Where the math gets too optimistic
A high gross number can hide a bad operating day. Tight appointments, heavy traffic, poor reload position, and unclear accessorial language can erase the value that looked obvious on the posting.
Do not let one clean mileage number replace the whole trip review.
Notes to keep with dispatch
Save the signed confirmation with a short lane note: truck starting point, likely empty miles, expected delivery timing, and next useful freight area. That note is especially valuable when two offers look close.

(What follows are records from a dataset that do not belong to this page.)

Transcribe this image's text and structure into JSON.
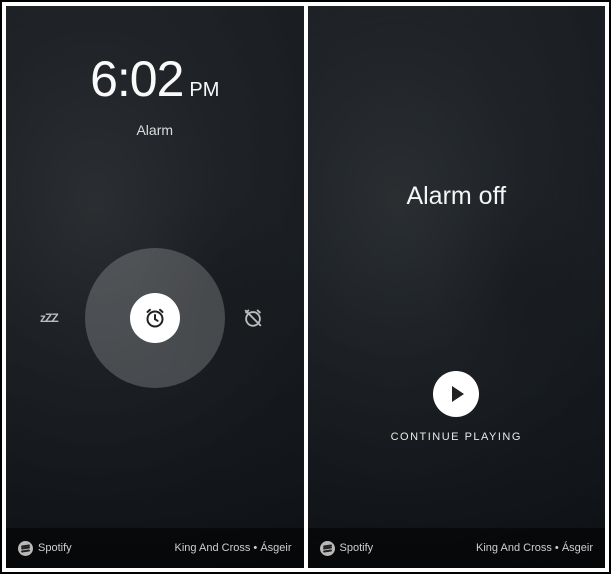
{
  "screen1": {
    "time": "6:02",
    "ampm": "PM",
    "subtitle": "Alarm",
    "snooze_icon_text": "zZZ"
  },
  "screen2": {
    "title": "Alarm off",
    "continue_label": "CONTINUE PLAYING"
  },
  "footer": {
    "provider": "Spotify",
    "now_playing": "King And Cross • Ásgeir"
  }
}
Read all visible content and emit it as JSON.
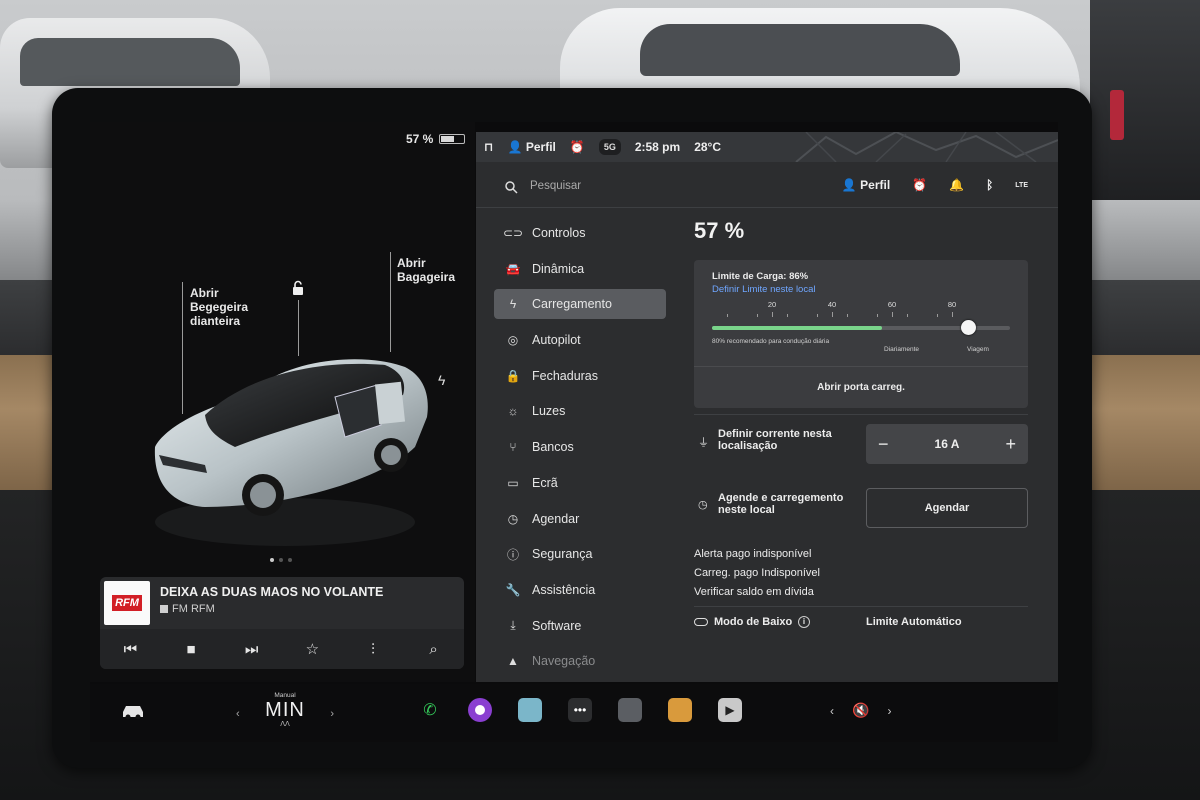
{
  "car_panel": {
    "battery_pct": "57 %",
    "battery_level": 0.57,
    "front_trunk": [
      "Abrir",
      "Begegeira",
      "dianteira"
    ],
    "rear_trunk": [
      "Abrir",
      "Bagageira"
    ],
    "lock_icon": "unlock-icon",
    "charge_icon": "bolt-icon",
    "carousel_active": 0,
    "carousel_count": 3
  },
  "media": {
    "logo_text": "RFM",
    "title": "DEIXA AS DUAS MAOS NO VOLANTE",
    "station": "FM RFM",
    "controls": [
      "previous-icon",
      "stop-icon",
      "next-icon",
      "favorite-icon",
      "equalizer-icon",
      "search-icon"
    ],
    "control_glyphs": [
      "⏮",
      "■",
      "⏭",
      "☆",
      "⫶",
      "⌕"
    ]
  },
  "status_bar": {
    "profile": "Perfil",
    "network": "5G",
    "time": "2:58 pm",
    "temp": "28°C"
  },
  "search": {
    "placeholder": "Pesquisar"
  },
  "top_icons": {
    "profile": "Perfil",
    "lte": "LTE"
  },
  "menu": [
    {
      "label": "Controlos",
      "icon": "toggle-icon",
      "glyph": "⊂⊃"
    },
    {
      "label": "Dinâmica",
      "icon": "car-icon",
      "glyph": "🚘"
    },
    {
      "label": "Carregamento",
      "icon": "bolt-icon",
      "glyph": "ϟ",
      "active": true
    },
    {
      "label": "Autopilot",
      "icon": "steering-wheel-icon",
      "glyph": "◎"
    },
    {
      "label": "Fechaduras",
      "icon": "lock-icon",
      "glyph": "🔒"
    },
    {
      "label": "Luzes",
      "icon": "light-icon",
      "glyph": "☼"
    },
    {
      "label": "Bancos",
      "icon": "seat-icon",
      "glyph": "⑂"
    },
    {
      "label": "Ecrã",
      "icon": "display-icon",
      "glyph": "▭"
    },
    {
      "label": "Agendar",
      "icon": "clock-icon",
      "glyph": "◷"
    },
    {
      "label": "Segurança",
      "icon": "alert-icon",
      "glyph": "ⓘ"
    },
    {
      "label": "Assistência",
      "icon": "wrench-icon",
      "glyph": "🔧"
    },
    {
      "label": "Software",
      "icon": "download-icon",
      "glyph": "⤓"
    },
    {
      "label": "Navegação",
      "icon": "navigation-icon",
      "glyph": "▲"
    }
  ],
  "charging": {
    "battery_pct": "57 %",
    "limit_title": "Limite de Carga: 86%",
    "limit_link": "Definir Limite neste local",
    "limit_value": 86,
    "current_charge": 57,
    "ticks": [
      "20",
      "40",
      "60",
      "80"
    ],
    "tick_values": [
      20,
      40,
      60,
      80
    ],
    "slider_note": "80% recomendado para condução diária",
    "daily_label": "Diariamente",
    "trip_label": "Viagem",
    "open_port": "Abrir porta carreg.",
    "current_label": "Definir corrente nesta localisação",
    "current_value": "16 A",
    "minus": "−",
    "plus": "+",
    "schedule_label": "Agende e carregemento neste local",
    "schedule_button": "Agendar",
    "info": [
      "Alerta pago indisponível",
      "Carreg. pago Indisponível",
      "Verificar saldo em dívida"
    ],
    "low_mode": "Modo de Baixo",
    "auto_limit": "Limite Automático"
  },
  "dock": {
    "climate_mode": "Manual",
    "climate_value": "MIN",
    "left_arrow": "‹",
    "right_arrow": "›",
    "volume_icon": "mute-icon"
  }
}
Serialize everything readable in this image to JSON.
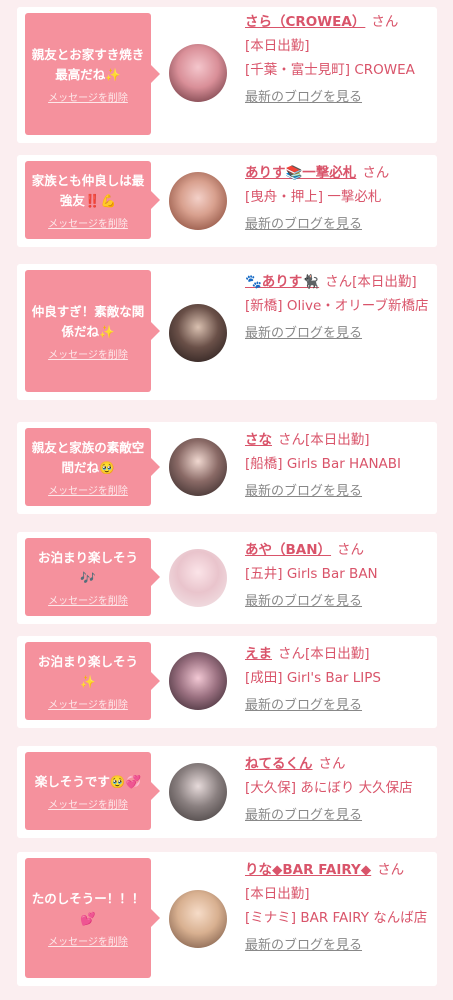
{
  "san_label": "さん",
  "delete_label": "メッセージを削除",
  "blog_label": "最新のブログを見る",
  "cards": [
    {
      "message": "親友とお家すき焼き最高だね✨",
      "name": "さら（CROWEA）",
      "status": "[本日出勤]",
      "shop_area": "[千葉・富士見町]",
      "shop_name": "CROWEA"
    },
    {
      "message": "家族とも仲良しは最強友‼️💪",
      "name": "ありす📚一撃必札",
      "status": "",
      "shop_area": "[曳舟・押上]",
      "shop_name": "一撃必札"
    },
    {
      "message": "仲良すぎ！素敵な関係だね✨",
      "name": "🐾ありす🐈‍⬛",
      "status": "[本日出勤]",
      "shop_area": "[新橋]",
      "shop_name": "Olive・オリーブ新橋店"
    },
    {
      "message": "親友と家族の素敵空間だね🥹",
      "name": "さな",
      "status": "[本日出勤]",
      "shop_area": "[船橋]",
      "shop_name": "Girls Bar HANABI"
    },
    {
      "message": "お泊まり楽しそう🎶",
      "name": "あや（BAN）",
      "status": "",
      "shop_area": "[五井]",
      "shop_name": "Girls Bar BAN"
    },
    {
      "message": "お泊まり楽しそう✨",
      "name": "えま",
      "status": "[本日出勤]",
      "shop_area": "[成田]",
      "shop_name": "Girl's Bar LIPS"
    },
    {
      "message": "楽しそうです🥹💞",
      "name": "ねてるくん",
      "status": "",
      "shop_area": "[大久保]",
      "shop_name": "あにぼり 大久保店"
    },
    {
      "message": "たのしそうー！！！💕",
      "name": "りな◆BAR FAIRY◆",
      "status": "[本日出勤]",
      "shop_area": "[ミナミ]",
      "shop_name": "BAR FAIRY なんば店"
    }
  ]
}
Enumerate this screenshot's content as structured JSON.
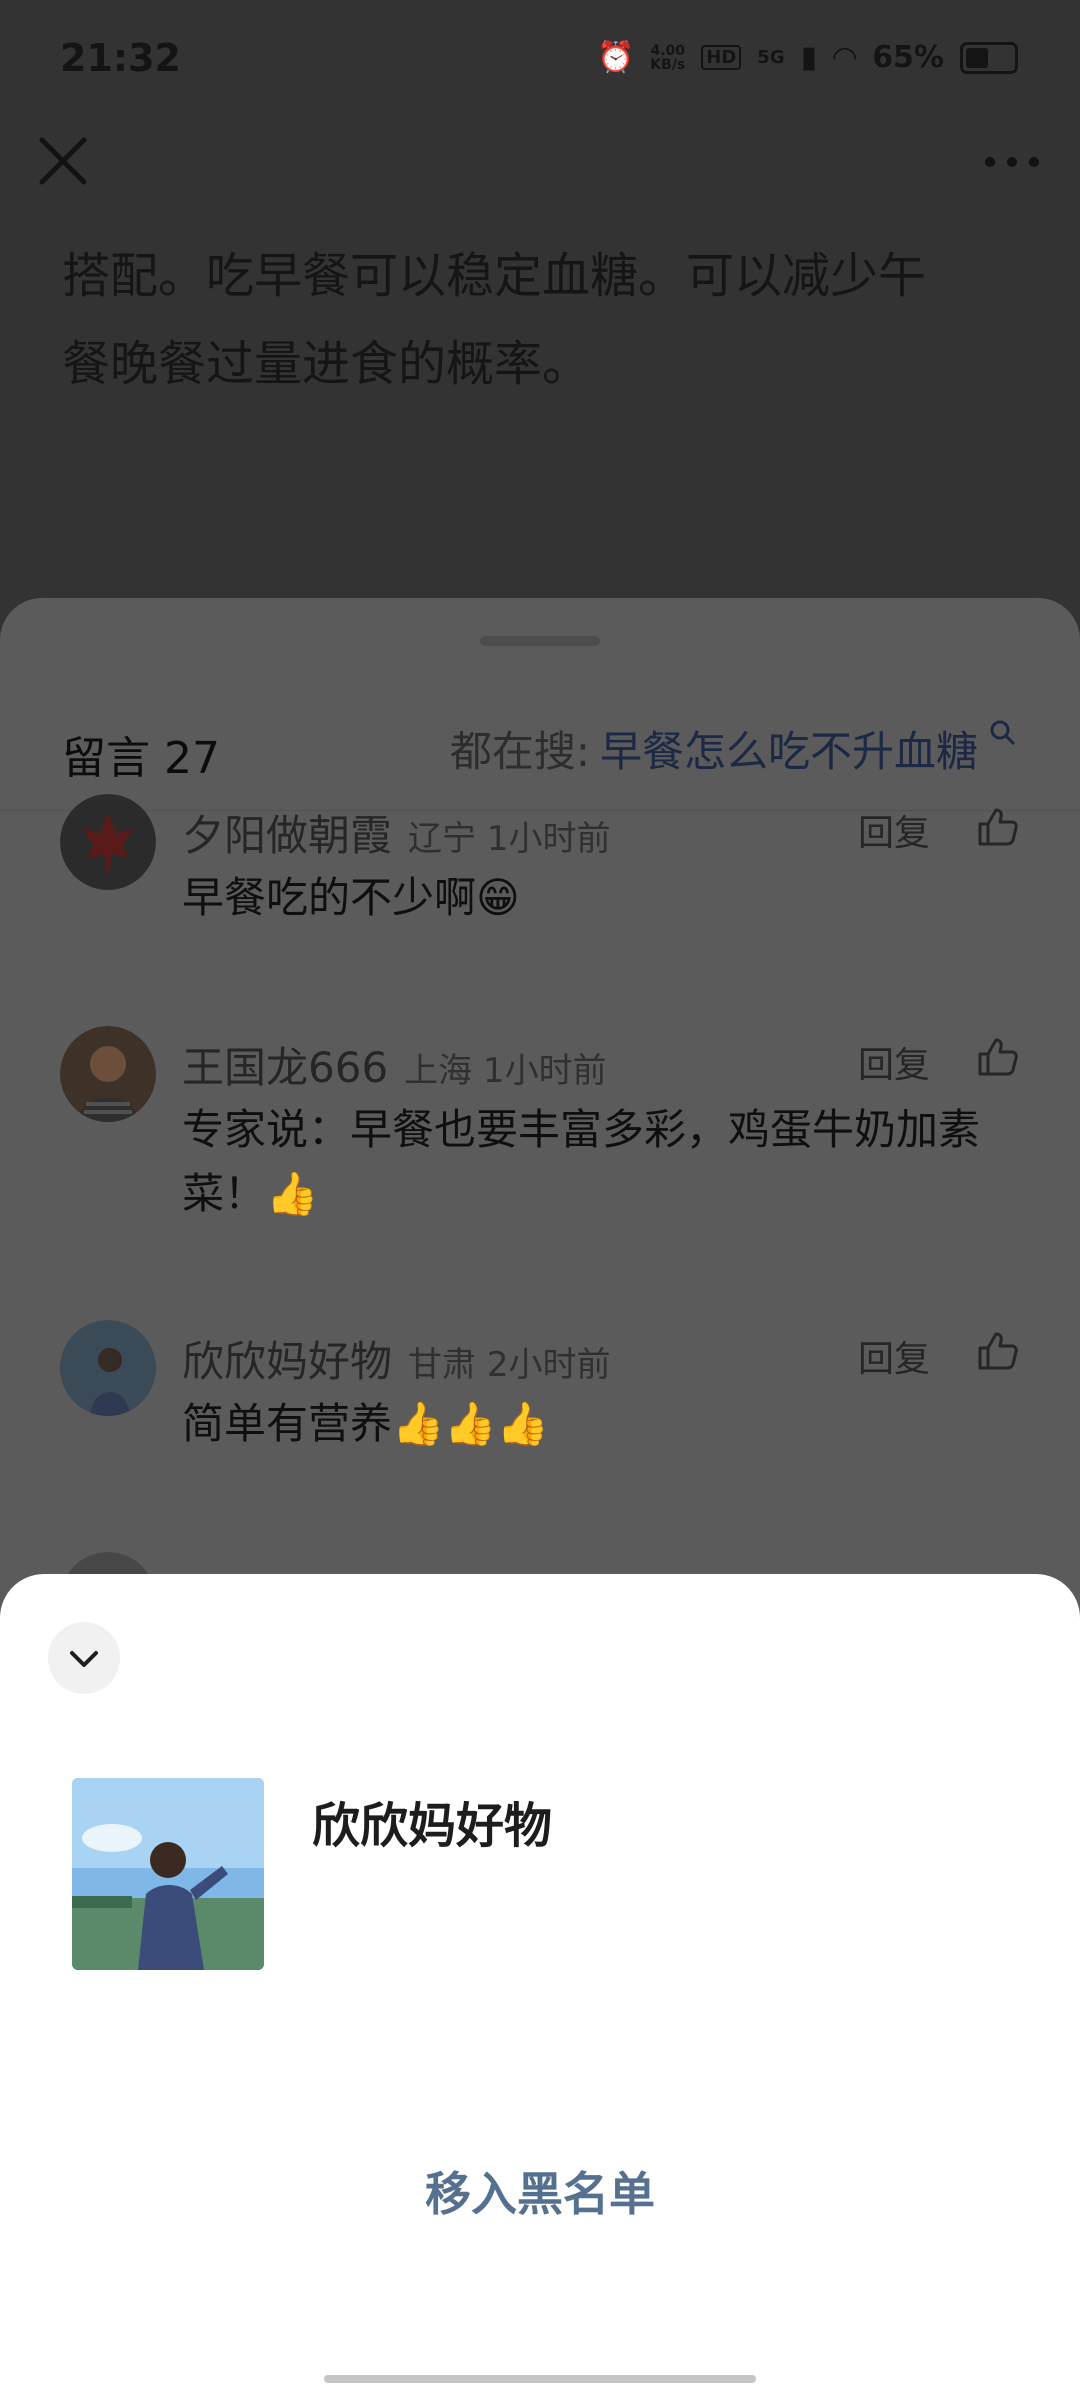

The note does not need to be long. It needs to be honest.
Example scenario
Example only: a carrier compares a posted offer with the empty miles needed before pickup and after delivery. The loaded-mile figure looks fine, but the delivery appointment leaves little time for a reload. The final decision changes once total miles and usable hours are written down. Replace any sample number or assumption with your actual rate, route, fuel, tolls, accessorial terms, equipment requirements, and payment setup.
What to check before booking
- Convert both loads to total miles and total calendar time.
- Add empty miles before pickup and likely repositioning after delivery.
- Estimate fuel, tolls, parking, and time against total miles.
- Check whether the destination leaves the truck near freight that fits your equipment.
Common questions
What is the best starting point for comparing two loads with different mileage?
Convert both to total miles and an approximate time commitment, then compare on the same basis: gross per total mile and estimated trip hours. A shorter load that takes eight hours including a slow receiver may be less efficient than a longer load with a smooth delivery and a usable reload nearby.
Should a carrier always choose the higher per-mile load?
Not automatically. The per-mile rate is one metric among several. Appointment timing, receiver dwell, reload position, broker payment terms, and whether the load positions the truck for the next practical move can all change the conclusion. The goal is the load that produces the best overall outcome for the day or week, not just the highest per-mile figure.
References and methodology
- Load comparison example methodology - LaneMath Editorial Desk. Used for static planning examples based on carrier-entered assumptions, not pricing feeds or market forecasts.